Three Genes Associated with Higher Risk of Gout

Early and new treatments could emerge from a genetic risk score

WEDNESDAY, Oct. 1 (HealthDay News) -- There are three genes associated with increased susceptibility to gout, and calculating a genetic risk score could be the key to early treatment and new therapies, according to research published online Oct. 1 in The Lancet.
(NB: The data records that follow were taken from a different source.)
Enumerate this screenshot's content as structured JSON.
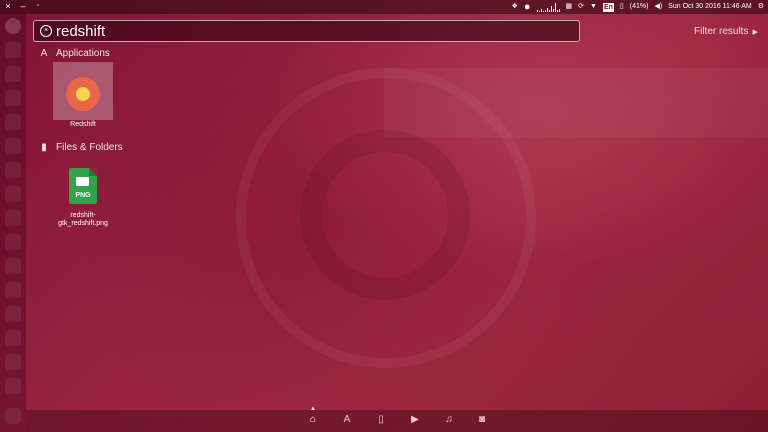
{
  "topbar": {
    "datetime": "Sun Oct 30 2016 11:46 AM",
    "battery_text": "(41%)",
    "keyboard_layout": "En",
    "tray_icons": [
      "dropbox-icon",
      "record-icon",
      "network-graph-icon",
      "cpu-icon",
      "sync-icon",
      "wifi-icon",
      "keyboard-icon",
      "battery-icon",
      "volume-icon",
      "settings-icon"
    ]
  },
  "search": {
    "value": "redshift"
  },
  "filter": {
    "label": "Filter results"
  },
  "sections": {
    "applications": {
      "title": "Applications",
      "items": [
        {
          "label": "Redshift",
          "icon": "lightbulb-icon"
        }
      ]
    },
    "files": {
      "title": "Files & Folders",
      "items": [
        {
          "label_line1": "redshift-",
          "label_line2": "gtk_redshift.png",
          "file_type": "PNG"
        }
      ]
    }
  },
  "lenses": [
    "home-lens-icon",
    "applications-lens-icon",
    "files-lens-icon",
    "video-lens-icon",
    "music-lens-icon",
    "photos-lens-icon"
  ],
  "colors": {
    "accent": "#e9664a",
    "png_icon": "#2fa44a",
    "background": "#95203f"
  }
}
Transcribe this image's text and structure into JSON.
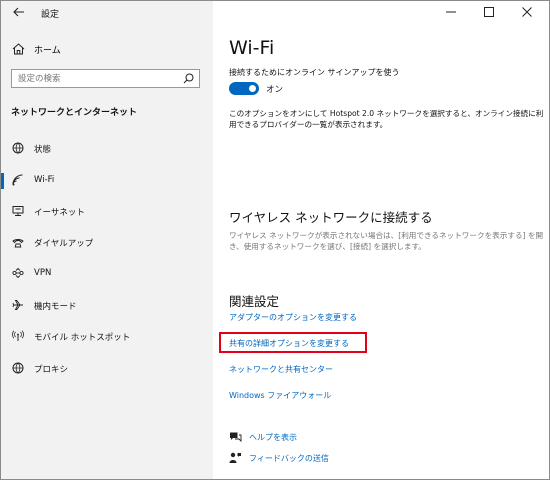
{
  "app": {
    "title": "設定"
  },
  "sidebar": {
    "home_label": "ホーム",
    "search_placeholder": "設定の検索",
    "section_title": "ネットワークとインターネット",
    "items": [
      {
        "label": "状態",
        "icon": "globe-status-icon"
      },
      {
        "label": "Wi-Fi",
        "icon": "wifi-icon",
        "active": true
      },
      {
        "label": "イーサネット",
        "icon": "ethernet-icon"
      },
      {
        "label": "ダイヤルアップ",
        "icon": "dialup-icon"
      },
      {
        "label": "VPN",
        "icon": "vpn-icon"
      },
      {
        "label": "機内モード",
        "icon": "airplane-icon"
      },
      {
        "label": "モバイル ホットスポット",
        "icon": "hotspot-icon"
      },
      {
        "label": "プロキシ",
        "icon": "proxy-globe-icon"
      }
    ]
  },
  "main": {
    "title": "Wi-Fi",
    "option_label": "接続するためにオンライン サインアップを使う",
    "toggle_state": "オン",
    "description": "このオプションをオンにして Hotspot 2.0 ネットワークを選択すると、オンライン接続に利用できるプロバイダーの一覧が表示されます。",
    "wireless_heading": "ワイヤレス ネットワークに接続する",
    "wireless_hint": "ワイヤレス ネットワークが表示されない場合は、[利用できるネットワークを表示する] を開き、使用するネットワークを選び、[接続] を選択します。",
    "related_heading": "関連設定",
    "links": [
      "アダプターのオプションを変更する",
      "共有の詳細オプションを変更する",
      "ネットワークと共有センター",
      "Windows ファイアウォール"
    ],
    "help_label": "ヘルプを表示",
    "feedback_label": "フィードバックの送信"
  },
  "colors": {
    "accent": "#0067c0",
    "highlight": "#e3001b",
    "sidebar_bg": "#f2f2f2"
  }
}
Abbas Dehghan, M.D., of Erasmus Medical Centre in Rotterdam, the Netherlands, and colleagues analyzed data from 7,699 participants in the Framingham cohort and 4,148 participants in the Rotterdam cohort. The researchers also replicated genome-wide significant single nucleotide polymorphisms for 11,024 white and 3,843 black participants in the Atherosclerosis Risk in Communities study.

The investigators found that there was an association between gout and the gene SLC2A9, which is involved in urate transport in the kidney, and that two other genes, ABCG2 and SLC17A3, are also likely to be kidney urate transporters. In all three cohorts there was a graded association between uric acid levels, and therefore risk of gout, and presence of high-risk alleles, the research revealed.

"Our genetic risk score was associated with up to 40-fold increased risk of developing gout, which is substantially higher than that for environmental risk factors, suggesting that knowledge of genotype could help to identify individuals at risk of developing gout long before onset of clinical features of the disease," the authors note in a statement.